ML model

A model is simply a system for mapping inputs to outputs.
A model learns relationships between the inputs, called features, and outputs, called labels, from a training dataset.
Models are useful because we can use them to predict the values of outputs for new data points given the inputs (test data).

A model learns relationships between the inputs, called features, and outputs, called labels, from a training dataset.
During training, the model is given both the features and the labels and learns how to map the former to the latter.

A trained model is evaluated on a testing dataset, where we only give it the features and it makes predictions.
We compare the predictions with the known labels for the testing set to calculate accuracy.

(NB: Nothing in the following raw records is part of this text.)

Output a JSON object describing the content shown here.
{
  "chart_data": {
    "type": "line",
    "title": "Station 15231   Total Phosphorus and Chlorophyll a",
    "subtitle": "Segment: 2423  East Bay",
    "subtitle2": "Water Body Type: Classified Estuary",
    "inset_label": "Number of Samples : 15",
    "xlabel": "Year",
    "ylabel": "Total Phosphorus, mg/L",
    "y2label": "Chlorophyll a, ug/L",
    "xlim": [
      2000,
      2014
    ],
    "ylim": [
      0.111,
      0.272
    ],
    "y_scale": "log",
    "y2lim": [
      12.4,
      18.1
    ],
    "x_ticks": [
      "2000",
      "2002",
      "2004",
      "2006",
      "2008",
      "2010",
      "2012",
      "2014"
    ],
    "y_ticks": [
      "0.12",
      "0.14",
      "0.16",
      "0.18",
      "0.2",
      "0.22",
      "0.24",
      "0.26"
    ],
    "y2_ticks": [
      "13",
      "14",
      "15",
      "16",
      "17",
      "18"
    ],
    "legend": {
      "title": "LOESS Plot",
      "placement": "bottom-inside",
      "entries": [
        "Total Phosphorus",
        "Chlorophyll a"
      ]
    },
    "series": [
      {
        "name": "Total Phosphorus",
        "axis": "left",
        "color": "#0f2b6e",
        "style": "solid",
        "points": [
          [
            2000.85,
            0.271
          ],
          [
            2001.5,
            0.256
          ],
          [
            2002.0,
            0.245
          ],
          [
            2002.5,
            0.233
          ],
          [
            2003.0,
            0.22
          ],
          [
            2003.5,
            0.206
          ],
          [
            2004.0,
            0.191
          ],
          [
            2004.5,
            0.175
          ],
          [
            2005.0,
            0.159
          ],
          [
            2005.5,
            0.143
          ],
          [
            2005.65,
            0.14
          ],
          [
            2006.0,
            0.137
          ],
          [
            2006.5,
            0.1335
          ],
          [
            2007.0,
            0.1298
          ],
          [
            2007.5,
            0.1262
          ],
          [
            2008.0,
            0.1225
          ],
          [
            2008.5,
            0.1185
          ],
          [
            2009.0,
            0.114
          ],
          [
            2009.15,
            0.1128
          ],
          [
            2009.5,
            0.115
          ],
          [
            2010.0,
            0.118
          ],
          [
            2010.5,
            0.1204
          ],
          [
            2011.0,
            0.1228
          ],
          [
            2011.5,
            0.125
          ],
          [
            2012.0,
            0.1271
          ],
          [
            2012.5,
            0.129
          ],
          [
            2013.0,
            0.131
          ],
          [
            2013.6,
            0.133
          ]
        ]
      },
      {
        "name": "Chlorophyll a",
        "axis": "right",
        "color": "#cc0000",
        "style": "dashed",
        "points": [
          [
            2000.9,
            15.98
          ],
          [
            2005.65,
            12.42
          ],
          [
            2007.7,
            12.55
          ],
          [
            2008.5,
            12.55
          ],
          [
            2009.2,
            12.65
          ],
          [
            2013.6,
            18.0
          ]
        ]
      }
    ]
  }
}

We need some sort of pre-test to use for model optimization and evaluate. This pre-test is known as a validation dataset.
A basic approach would be to use a validation set in addition to the training and testing set. This presents a few problems though: we could just end up overfitting to the validation set, and we would have less training data. A smarter implementation of the validation concept is k-fold cross-validation.
What is k-fold cross-validation ?
- The idea is straightforward: rather than using a separate validation set, we split the training set into a number of subsets, called folds.
- Example:
  - Let’s use five folds
  - We perform a series of train and evaluate cycles where each time we train on 4 of the folds and test on the 5^th, called the hold-out dataset.
  - We repeat this cycle 5 times, each time using a different fold for evaluation.
  - At the end, we average the scores for each of the folds to determine the overall performance of a given model.
  - This allows us to optimize the model before deployment without having to use additional data.